LANCIANO. Ben 1.580 vetrini di esami citologici pronti per essere analizzati ma in attesa di refertazione, ossia 1.580 persone che attendono da oltre 4 mesi di sapere l’esito di un esame che potrebbe aver individuato delle cellule tumorali. È drammatica la situazione nel reparto di citologia (che si occupa dello studio di cellule prelevate dai diversi organi o tessuti dell’organismo per la ricerca di tumori) dell’ospedale Renzetti già nell'occhio del ciclone nei mesi scorsi quando la Asl decise, dal 1° febbraio, di mandare i nuovi esami citologici a Chieti mentre gli arretrati - e si parlava di migliaia di vetrini - nell’Istituto Oncologico Veneto, l’Istituto Tumori “Giovanni Paolo II” di Bari e l’Ulss 7 Pedemontana con cui ha siglato convenzioni, ora scadute, visto che a Lanciano una sola dottoressa in servizio non poteva smaltire il lavoro nei tempi richiesti. Ora siamo di nuovo al punto di partenza.

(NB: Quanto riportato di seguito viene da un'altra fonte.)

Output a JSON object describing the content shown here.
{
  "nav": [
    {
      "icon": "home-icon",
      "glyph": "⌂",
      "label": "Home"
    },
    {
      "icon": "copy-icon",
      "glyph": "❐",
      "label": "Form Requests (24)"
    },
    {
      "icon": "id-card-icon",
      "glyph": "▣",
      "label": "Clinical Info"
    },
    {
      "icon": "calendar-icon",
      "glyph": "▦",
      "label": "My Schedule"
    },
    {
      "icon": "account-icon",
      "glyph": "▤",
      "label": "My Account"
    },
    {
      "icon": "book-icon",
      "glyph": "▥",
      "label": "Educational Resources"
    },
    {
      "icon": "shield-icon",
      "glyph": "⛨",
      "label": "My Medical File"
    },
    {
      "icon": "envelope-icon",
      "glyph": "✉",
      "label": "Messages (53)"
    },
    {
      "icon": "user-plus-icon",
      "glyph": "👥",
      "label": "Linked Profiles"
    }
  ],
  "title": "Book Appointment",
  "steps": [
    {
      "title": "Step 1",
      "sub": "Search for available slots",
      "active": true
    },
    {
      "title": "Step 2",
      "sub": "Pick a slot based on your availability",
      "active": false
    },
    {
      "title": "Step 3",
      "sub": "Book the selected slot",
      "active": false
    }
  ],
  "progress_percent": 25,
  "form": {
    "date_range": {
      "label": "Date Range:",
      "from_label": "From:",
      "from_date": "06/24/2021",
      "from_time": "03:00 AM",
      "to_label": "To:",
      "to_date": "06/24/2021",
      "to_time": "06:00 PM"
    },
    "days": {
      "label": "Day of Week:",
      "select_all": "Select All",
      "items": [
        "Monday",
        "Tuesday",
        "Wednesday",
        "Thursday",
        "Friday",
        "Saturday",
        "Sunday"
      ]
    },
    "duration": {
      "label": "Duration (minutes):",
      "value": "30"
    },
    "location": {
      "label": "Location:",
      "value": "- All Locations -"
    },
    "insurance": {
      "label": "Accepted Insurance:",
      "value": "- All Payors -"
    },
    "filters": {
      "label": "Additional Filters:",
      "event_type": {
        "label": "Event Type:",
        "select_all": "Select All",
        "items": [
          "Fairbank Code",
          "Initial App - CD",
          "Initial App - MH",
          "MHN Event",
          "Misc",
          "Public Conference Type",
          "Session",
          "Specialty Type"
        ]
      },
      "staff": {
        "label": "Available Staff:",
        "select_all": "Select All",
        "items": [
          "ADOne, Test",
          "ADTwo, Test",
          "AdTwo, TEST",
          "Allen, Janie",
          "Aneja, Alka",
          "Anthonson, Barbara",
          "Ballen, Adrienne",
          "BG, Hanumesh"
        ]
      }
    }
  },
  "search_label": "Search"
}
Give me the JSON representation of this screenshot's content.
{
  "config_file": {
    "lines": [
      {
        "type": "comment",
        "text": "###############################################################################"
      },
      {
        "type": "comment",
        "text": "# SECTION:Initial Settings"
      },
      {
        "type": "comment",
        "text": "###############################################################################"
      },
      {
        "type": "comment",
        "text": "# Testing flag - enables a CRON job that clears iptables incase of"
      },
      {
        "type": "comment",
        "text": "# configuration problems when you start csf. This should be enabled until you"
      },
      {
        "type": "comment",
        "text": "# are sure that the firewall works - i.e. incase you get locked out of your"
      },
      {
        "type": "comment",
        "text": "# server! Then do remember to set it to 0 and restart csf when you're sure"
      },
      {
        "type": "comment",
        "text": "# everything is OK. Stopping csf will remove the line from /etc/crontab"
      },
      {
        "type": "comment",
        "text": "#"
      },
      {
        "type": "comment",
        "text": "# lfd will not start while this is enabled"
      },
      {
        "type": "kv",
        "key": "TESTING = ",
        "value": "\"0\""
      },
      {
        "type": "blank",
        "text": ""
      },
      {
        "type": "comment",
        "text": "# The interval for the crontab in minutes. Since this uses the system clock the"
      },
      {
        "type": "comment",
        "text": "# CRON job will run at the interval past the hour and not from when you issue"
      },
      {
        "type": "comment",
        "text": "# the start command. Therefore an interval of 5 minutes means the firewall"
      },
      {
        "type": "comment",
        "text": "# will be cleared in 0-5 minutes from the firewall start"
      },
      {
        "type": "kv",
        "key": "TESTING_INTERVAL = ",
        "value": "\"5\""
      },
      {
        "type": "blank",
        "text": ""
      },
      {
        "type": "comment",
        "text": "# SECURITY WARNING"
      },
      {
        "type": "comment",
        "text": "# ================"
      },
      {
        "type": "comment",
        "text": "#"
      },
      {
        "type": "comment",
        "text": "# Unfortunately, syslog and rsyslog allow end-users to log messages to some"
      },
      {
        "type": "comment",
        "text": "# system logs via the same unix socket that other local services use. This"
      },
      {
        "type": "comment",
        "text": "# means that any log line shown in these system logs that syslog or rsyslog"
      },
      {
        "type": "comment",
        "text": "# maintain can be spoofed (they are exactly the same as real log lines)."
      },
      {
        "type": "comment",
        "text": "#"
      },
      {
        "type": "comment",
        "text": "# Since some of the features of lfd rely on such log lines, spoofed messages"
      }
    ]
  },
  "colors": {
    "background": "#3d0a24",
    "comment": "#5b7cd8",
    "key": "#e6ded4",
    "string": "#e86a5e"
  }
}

«La situazione è drammatica perché ne va della vita delle persone, in questo caso 1.580», denuncia Patrizia Bianchi, referente regionale del Nursing Up. «Tutto è partito dalla segnalazione di una donna che ha fatto il pap test a marzo», racconta, «dopodiché in attesa del referto ha scoperto di avere un tumore al seno; è stata operata subito ad Ortona, radioterapia, controlli. E attendeva il referto, ancora più importante alla luce del tumore appena operato. Ma nulla. Solo ora ha ottenuto l’esito, dubbio, dell'esame e quindi deve rifarlo. Sono passati 4 mesi, il tumore in una donna giovane come questa signora si espande ad una velocità enorme, perché si deve arrivare a queste condizioni? E come lei, quante altre persone sono a rischio tra le 1.580 che attendono una risposta da fine marzo? Non si può andare avanti così: a questo punto chiediamo di chiudere la citologia definitivamente visto che non dà risposte nei tempi previsti dalla normativa».
Una provocazione da parte del sindacato, che conosce il passato di un servizio che era di eccellenza, è stato declassato di fatto, essendo rimasto con un solo medico in servizio. «Si parla di buco milionario la Asl», riprende Bianchi, «e la direzione ha pensato di far refertare i vecchi esami antecedenti al 1° febbraio a laboratori privati, con un costo triplo rispetto a quanto sarebbe costata l'assunzione di un nuovo medico: si profila anche un danno erariale». «È una situazione vergognosa», chiude il consigliere regionale Francesco Taglieri (M5S), «l’esito di un esame che può cambiare la vita che va a rilento per carenza di personale, dopo aver speso migliaia di euro per esami fatti analizzare privatamente che non hanno portato a pareggiare il lavoro arretrato, ma creato altre spese per una Asl con un debito di oltre 40 milioni di euro e sopratutto apprensione tra le persone in attesa di risposta».